図表1で確認できる通り、2023年については、中国向けの輸出を上回るペースで輸入が減少したため、貿易不均衡の拡大傾向に歯止めが掛かったが、依然としてEU側の大幅な赤字である。欧州委員会の統計から各加盟国の中国との貿易関係を見ると、殆どのEU加盟国が輸入超(=対中国貿易赤字)であり、特に、スロベニア、オランダ、チェコ、ハンガリーなどの赤字が大きい(図表5)。EUと中国の貿易では、輸出では、ドイツのシェアが高いが(図表6)、輸入ではオランダのシェアが最大である(図表7)。これは、オランダが充実した港湾インフラを備え、内外の貿易の玄関口、物流のハブとして中国製品の輸入の窓口としての役割を果たしているためである。オランダの場合、域内を含む貿易総額GDPの倍を超える規模であり、全体の貿易収支は黒字を計上している(図表8)。他方、中国への最大の輸出国であるドイツの対中国貿易赤字は、図表5で示した欧州委員会の統計では、2023年にドイツ側の黒字に転じたが、ドイツ連邦統計局の統計ではドイツ側の大幅な赤字である20。両統計間の乖離は、中国からの輸入が経由地であるオランダ向けとして計上されていることによると思われる。
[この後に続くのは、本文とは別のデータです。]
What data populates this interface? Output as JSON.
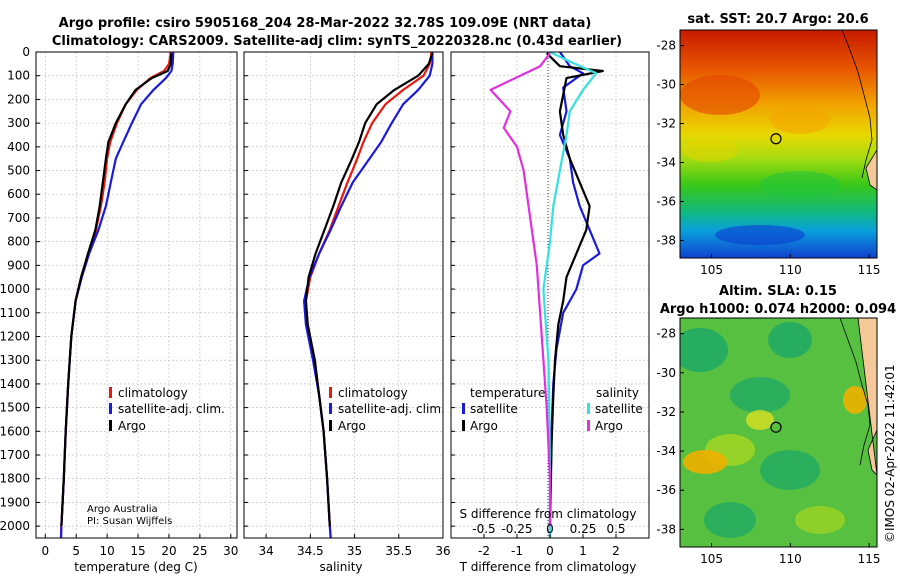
{
  "header": {
    "title_line1": "Argo profile: csiro 5905168_204 28-Mar-2022 32.78S 109.09E (NRT data)",
    "title_line2": "Climatology: CARS2009. Satellite-adj clim: synTS_20220328.nc (0.43d earlier)"
  },
  "colors": {
    "climatology": "#e8180e",
    "satellite_adj": "#1a1adc",
    "argo": "#000000",
    "sal_satellite": "#34e0e0",
    "sal_argo": "#e030e0",
    "grid": "#b8b8b8"
  },
  "depth_axis": {
    "ylim": [
      0,
      2050
    ],
    "ticks": [
      0,
      100,
      200,
      300,
      400,
      500,
      600,
      700,
      800,
      900,
      1000,
      1100,
      1200,
      1300,
      1400,
      1500,
      1600,
      1700,
      1800,
      1900,
      2000
    ]
  },
  "chart_data": [
    {
      "id": "temperature",
      "type": "line",
      "xlabel": "temperature (deg C)",
      "xlim": [
        -1.5,
        31
      ],
      "xticks": [
        0,
        5,
        10,
        15,
        20,
        25,
        30
      ],
      "legend": [
        "climatology",
        "satellite-adj. clim.",
        "Argo"
      ],
      "credit_line1": "Argo Australia",
      "credit_line2": "PI: Susan Wijffels",
      "series": [
        {
          "name": "climatology",
          "color_key": "climatology",
          "x": [
            20.3,
            20.0,
            19.2,
            17.0,
            14.8,
            13.0,
            11.6,
            10.5,
            10.0,
            9.6,
            9.0,
            8.2,
            7.0,
            5.8,
            4.9,
            4.2,
            3.7,
            3.3,
            3.0,
            2.7,
            2.6,
            2.55
          ],
          "depth": [
            0,
            50,
            80,
            110,
            160,
            220,
            300,
            380,
            450,
            550,
            650,
            750,
            850,
            950,
            1050,
            1200,
            1400,
            1600,
            1800,
            1950,
            2000,
            2050
          ]
        },
        {
          "name": "satellite-adj. clim.",
          "color_key": "satellite_adj",
          "x": [
            20.7,
            20.6,
            20.4,
            19.5,
            17.5,
            15.5,
            14.0,
            12.6,
            11.4,
            10.6,
            9.8,
            8.6,
            7.1,
            5.9,
            4.9,
            4.2,
            3.7,
            3.3,
            3.0,
            2.7,
            2.6,
            2.55
          ],
          "depth": [
            0,
            50,
            80,
            110,
            160,
            220,
            300,
            380,
            450,
            550,
            650,
            750,
            850,
            950,
            1050,
            1200,
            1400,
            1600,
            1800,
            1950,
            2000,
            2050
          ]
        },
        {
          "name": "Argo",
          "color_key": "argo",
          "x": [
            20.4,
            20.3,
            19.8,
            17.2,
            14.6,
            13.0,
            11.4,
            10.2,
            9.8,
            9.3,
            8.8,
            8.1,
            6.9,
            5.8,
            4.9,
            4.2,
            3.7,
            3.3,
            3.0,
            2.7,
            2.6
          ],
          "depth": [
            5,
            50,
            80,
            110,
            160,
            220,
            300,
            380,
            450,
            550,
            650,
            750,
            850,
            950,
            1050,
            1200,
            1400,
            1600,
            1800,
            1950,
            2000
          ]
        }
      ]
    },
    {
      "id": "salinity",
      "type": "line",
      "xlabel": "salinity",
      "xlim": [
        33.75,
        36.0
      ],
      "xticks": [
        34,
        34.5,
        35,
        35.5,
        36
      ],
      "xtick_labels": [
        "34",
        "34.5",
        "35",
        "35.5",
        "36"
      ],
      "legend": [
        "climatology",
        "satellite-adj. clim.",
        "Argo"
      ],
      "series": [
        {
          "name": "climatology",
          "color_key": "climatology",
          "x": [
            35.87,
            35.85,
            35.78,
            35.55,
            35.35,
            35.2,
            35.1,
            35.02,
            34.92,
            34.82,
            34.72,
            34.6,
            34.5,
            34.45,
            34.47,
            34.55,
            34.6,
            34.65,
            34.69,
            34.72,
            34.73
          ],
          "depth": [
            0,
            50,
            100,
            160,
            220,
            300,
            380,
            460,
            550,
            650,
            750,
            850,
            950,
            1050,
            1150,
            1300,
            1450,
            1600,
            1800,
            2000,
            2050
          ]
        },
        {
          "name": "satellite-adj. clim.",
          "color_key": "satellite_adj",
          "x": [
            35.88,
            35.88,
            35.85,
            35.72,
            35.55,
            35.42,
            35.3,
            35.15,
            34.98,
            34.85,
            34.73,
            34.6,
            34.49,
            34.43,
            34.45,
            34.53,
            34.6,
            34.65,
            34.69,
            34.72,
            34.73
          ],
          "depth": [
            0,
            50,
            100,
            160,
            220,
            300,
            380,
            460,
            550,
            650,
            750,
            850,
            950,
            1050,
            1150,
            1300,
            1450,
            1600,
            1800,
            2000,
            2050
          ]
        },
        {
          "name": "Argo",
          "color_key": "argo",
          "x": [
            35.88,
            35.84,
            35.72,
            35.45,
            35.25,
            35.12,
            35.05,
            34.96,
            34.85,
            34.76,
            34.66,
            34.56,
            34.48,
            34.45,
            34.47,
            34.55,
            34.6,
            34.65,
            34.69,
            34.72
          ],
          "depth": [
            5,
            50,
            100,
            160,
            220,
            300,
            380,
            460,
            550,
            650,
            750,
            850,
            950,
            1050,
            1150,
            1300,
            1450,
            1600,
            1800,
            2000
          ]
        }
      ]
    },
    {
      "id": "difference",
      "type": "line",
      "xlabel": "T difference from climatology",
      "xlabel_top": "S difference from climatology",
      "xlim": [
        -3,
        3
      ],
      "xticks": [
        -2,
        -1,
        0,
        1,
        2
      ],
      "s_ticks": [
        -0.5,
        -0.25,
        0,
        0.25,
        0.5
      ],
      "s_tick_labels": [
        "-0.5",
        "-0.25",
        "0",
        "0.25",
        "0.5"
      ],
      "legend_temperature_title": "temperature",
      "legend_salinity_title": "salinity",
      "legend_temperature": [
        "satellite",
        "Argo"
      ],
      "legend_salinity": [
        "satellite",
        "Argo"
      ],
      "series": [
        {
          "name": "temperature satellite",
          "color_key": "satellite_adj",
          "x": [
            0.3,
            0.6,
            1.0,
            0.4,
            0.5,
            0.3,
            0.6,
            0.7,
            0.9,
            1.2,
            1.5,
            1.0,
            0.8,
            0.4,
            0.2,
            0.1,
            0.05,
            0.02,
            0.0,
            0.0
          ],
          "depth": [
            0,
            60,
            90,
            150,
            250,
            350,
            450,
            550,
            650,
            750,
            850,
            900,
            1000,
            1100,
            1250,
            1400,
            1600,
            1800,
            1950,
            2050
          ]
        },
        {
          "name": "temperature Argo",
          "color_key": "argo",
          "x": [
            -0.1,
            0.3,
            1.6,
            0.5,
            0.3,
            0.4,
            0.6,
            0.9,
            1.2,
            1.1,
            0.8,
            0.5,
            0.4,
            0.25,
            0.15,
            0.1,
            0.05,
            0.02,
            0.0
          ],
          "depth": [
            5,
            60,
            80,
            110,
            250,
            350,
            450,
            550,
            650,
            750,
            850,
            950,
            1050,
            1150,
            1300,
            1450,
            1650,
            1850,
            2000
          ]
        },
        {
          "name": "salinity satellite",
          "color_key": "sal_satellite",
          "x": [
            0.0,
            0.6,
            1.4,
            1.0,
            0.6,
            0.5,
            0.3,
            0.1,
            0.0,
            -0.1,
            -0.2,
            -0.15,
            -0.05,
            -0.02,
            0.0,
            0.0
          ],
          "depth": [
            0,
            40,
            90,
            160,
            250,
            350,
            500,
            650,
            800,
            900,
            1000,
            1100,
            1300,
            1500,
            1800,
            2050
          ]
        },
        {
          "name": "salinity Argo",
          "color_key": "sal_argo",
          "x": [
            0.0,
            -0.3,
            -1.8,
            -1.2,
            -1.4,
            -1.0,
            -0.8,
            -0.7,
            -0.6,
            -0.5,
            -0.4,
            -0.3,
            -0.2,
            -0.1,
            0.0,
            0.0
          ],
          "depth": [
            5,
            60,
            160,
            250,
            320,
            400,
            500,
            600,
            700,
            800,
            900,
            1100,
            1300,
            1500,
            1800,
            2000
          ]
        }
      ]
    }
  ],
  "sst_map": {
    "title": "sat. SST: 20.7 Argo: 20.6",
    "xticks": [
      105,
      110,
      115
    ],
    "xlim": [
      103,
      115.5
    ],
    "yticks": [
      -28,
      -30,
      -32,
      -34,
      -36,
      -38
    ],
    "ylim": [
      -38.9,
      -27.2
    ],
    "argo_lon": 109.09,
    "argo_lat": -32.78
  },
  "sla_map": {
    "title_line1": "Altim. SLA: 0.15",
    "title_line2": "Argo h1000: 0.074 h2000: 0.094",
    "xticks": [
      105,
      110,
      115
    ],
    "xlim": [
      103,
      115.5
    ],
    "yticks": [
      -28,
      -30,
      -32,
      -34,
      -36,
      -38
    ],
    "ylim": [
      -38.9,
      -27.2
    ],
    "argo_lon": 109.09,
    "argo_lat": -32.78
  },
  "watermark": "©IMOS 02-Apr-2022 11:42:01"
}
図表5 EU加盟国の対中国貿易総額(対名目GDP 2023年)/図表6 EUの対中国輸出に占めるシェア(2023年)
図表7 EUの対中国輸入に占めるシェア(2023年)/図表8 EU加盟国の貿易総額(対名目GDP 2022年)
 
20 伊藤さゆり「ドイツの産業空洞化リスク-グローバル化逆回転はドイツへの逆風、日本への追い風か?-」ニッセイ基礎研究所『Weeklyエコノミストレター』2024-04-26図表4,図表5をご参照下さい。
(2)直接投資
( 中国からEUへの直接投資 )
直接投資に関しては、EU向けの投資のスクリーニングが強化される一方、対外投資規制の強化は今後の検討課題という段階にある。

中国の対外直接投資は図表2でみた通り、ピーク・アウトしており、欧州向けの直接投資も2010年代半ばのピークに比べて大きく縮小している。前掲のKratz et al. (2024)では、公表されている投資案件に基づく推計値から、近年の傾向として、金額のピーク・アウト、M&A比率の低下、国有企業比率の低下、分野別にはエネルギー、インフラ、不動産、金融などの比重の低下を指摘している。その原因として、EUにおけるFDIスクリーニングの強化とともに、中国経済の減速、資本規制の強化、中国の対欧州投資に対する監視の強化などを挙げている。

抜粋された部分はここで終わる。